Threading model when using Asynchronous Publishing

Using Connext DDS Professional, it is possible to configure your application such that the sending of a sample in calls like FooDataWriter_write is done by a separate thread (by default, the sending occurs in the thread calling to FooDataWriter_write). This is accomplished using the Asynchronous Publisher Qos and Publish Mode QoS. Asynchronous Publishing requires you to select a Flow Controller that will be used to write the data. You can either select one of the predefined FlowControllers which are provided by Connext DDS Professional, or create your own. This article explains the threading model of the asynchronous publishing feature.

FlowControllers provide a mechanism to throttle the amount of data being sent by an application. A FlowController is associated with a DomainParticipant. DataWriters can share FlowControllers (resulting in data throttling across all of the DataWriters sharing the same FlowController). A DomainParticipant can create multiple FlowControllers.

The number of threads in a Connext DDS Professional application can vary greatly depending on its configuration (this Knowledge Base article describes how to identify the threads in your application). A common configuration is to have the following 9 threads:

  • 5 Receive threads (more information here)

  • 1 Database thread

  • 1 Event thread

  • 1 Interface tracking thread

  • 1 User thread

When asynchronous publishing is enabled, a new thread is created -- the asynchronous write thread.

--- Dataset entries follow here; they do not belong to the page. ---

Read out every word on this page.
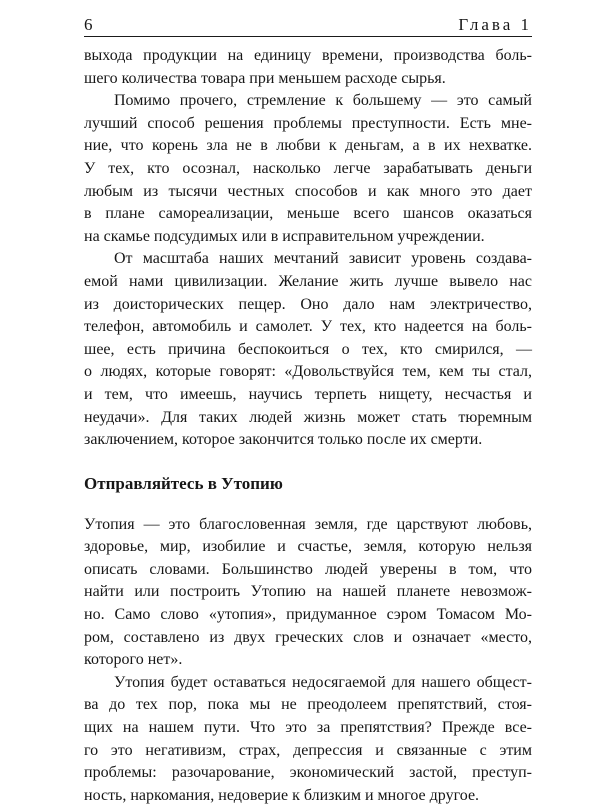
6	Глава 1
выхода продукции на единицу времени, производства боль-
шего количества товара при меньшем расходе сырья.
Помимо прочего, стремление к большему — это самый
лучший способ решения проблемы преступности. Есть мне-
ние, что корень зла не в любви к деньгам, а в их нехватке.
У тех, кто осознал, насколько легче зарабатывать деньги
любым из тысячи честных способов и как много это дает
в плане самореализации, меньше всего шансов оказаться
на скамье подсудимых или в исправительном учреждении.
От масштаба наших мечтаний зависит уровень создава-
емой нами цивилизации. Желание жить лучше вывело нас
из доисторических пещер. Оно дало нам электричество,
телефон, автомобиль и самолет. У тех, кто надеется на боль-
шее, есть причина беспокоиться о тех, кто смирился, —
о людях, которые говорят: «Довольствуйся тем, кем ты стал,
и тем, что имеешь, научись терпеть нищету, несчастья и
неудачи». Для таких людей жизнь может стать тюремным
заключением, которое закончится только после их смерти.
Отправляйтесь в Утопию
Утопия — это благословенная земля, где царствуют любовь,
здоровье, мир, изобилие и счастье, земля, которую нельзя
описать словами. Большинство людей уверены в том, что
найти или построить Утопию на нашей планете невозмож-
но. Само слово «утопия», придуманное сэром Томасом Мо-
ром, составлено из двух греческих слов и означает «место,
которого нет».
Утопия будет оставаться недосягаемой для нашего общест-
ва до тех пор, пока мы не преодолеем препятствий, стоя-
щих на нашем пути. Что это за препятствия? Прежде все-
го это негативизм, страх, депрессия и связанные с этим
проблемы: разочарование, экономический застой, преступ-
ность, наркомания, недоверие к близким и многое другое.
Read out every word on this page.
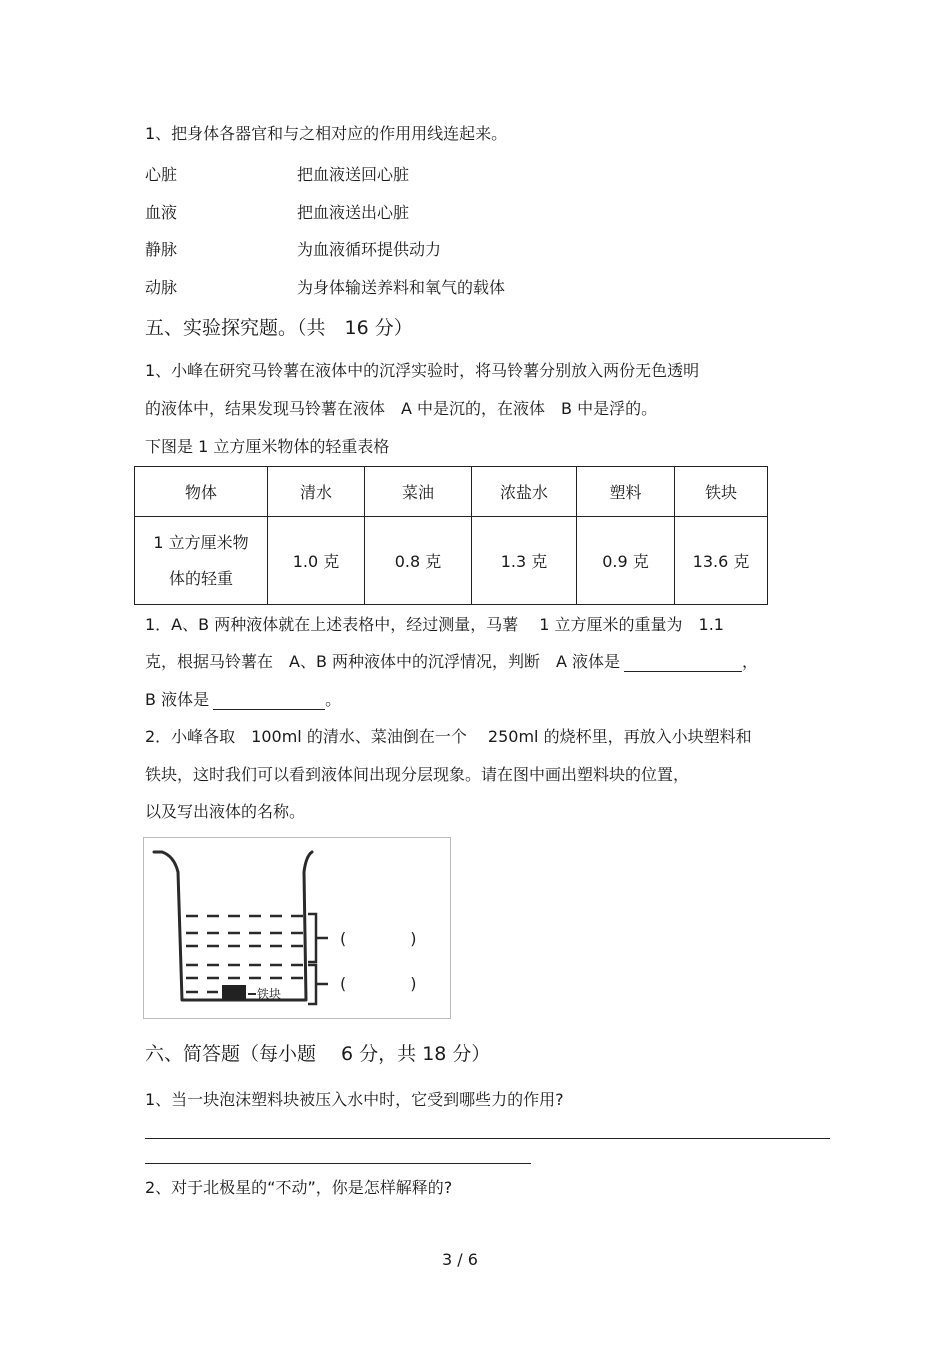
1、把身体各器官和与之相对应的作用用线连起来。
心脏	把血液送回心脏
血液	把血液送出心脏
静脉	为血液循环提供动力
动脉	为身体输送养料和氧气的载体
五、实验探究题。（共　16 分）
1、小峰在研究马铃薯在液体中的沉浮实验时，将马铃薯分别放入两份无色透明
的液体中，结果发现马铃薯在液体　A 中是沉的，在液体　B 中是浮的。
下图是 1 立方厘米物体的轻重表格
物体	清水	菜油	浓盐水	塑料	铁块

1 立方厘米物
体的轻重	1.0 克	0.8 克	1.3 克	0.9 克	13.6 克
1．A、B 两种液体就在上述表格中，经过测量，马薯　 1 立方厘米的重量为　1.1
克，根据马铃薯在　A、B 两种液体中的沉浮情况，判断　A 液体是	，
B 液体是	。
2．小峰各取　100ml 的清水、菜油倒在一个　 250ml 的烧杯里，再放入小块塑料和
铁块，这时我们可以看到液体间出现分层现象。请在图中画出塑料块的位置，
以及写出液体的名称。
铁块
(　　　　)
(　　　　)
六、简答题（每小题　 6 分，共 18 分）
1、当一块泡沫塑料块被压入水中时，它受到哪些力的作用?
2、对于北极星的“不动”，你是怎样解释的?
3 / 6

By default (i.e., when asynchronous publishing is not used) a sample is sent by the user thread calling write in a DataWriter. When a FlowController is used, the write call adds the sample to the DataWriter queue, but the sending on the network is performed by the asynchronous write thread. It is important to note that the asynchronous write thread is per Publisher. This means that if you have multiple DataWriters using asynchronous publishing, but all are created by the same Publisher, there will only be a single asynchronous write thread. Similarly, if you have multiple DataWriters, each belonging to a separate Publisher, they will each have their own asynchronous write thread.

Given all of the above, there are 3 common configurations of asynchronous publication, each providing a different level of concurrency and fulfilling a different use case:

 

1) Multiple DataWriters, all created by the same Publisher and using the same FlowController

  • This is the simplest of the three configurations. It requires fewer system resources than the other two options. It also has the most sources of contention, since all of the DataWriters share the same asynchronous write thread.

 

2) Multiple DataWriters, each created by a separate Publisher but all using the same FlowController

 

  •  This configuration is clearly more concurrent than having a single Publisher (and therefore a single asynchronous write thread). It is important to note that the number of cores available on your machine should be taken into account when using this approach. If there are many Publishers using asynchronous publishing, each one will create its own asynchronous write thread and more threads mean more context switches.

3) Multiple DataWriters, each created by a separate Publisher and each using its own FlowController

 

  • This configuration is the most concurrent because there is no contention accessing the FlowController. It is important to note that given we now have N FlowControllers, the properties of those FlowControllers will need to be modified accordingly in order to maintain the same data throttling. For example, suppose that we want to limit the amount of data written to be 1MiB/second. A configuration with only a single FlowController might be to set max_tokens to 1024, bytes_per_token to 1024 and period to 1 second. If N was 2 (i.e., there were 2 FlowControllers), we would need to halve one of these parameters to maintain the same level of data throttling.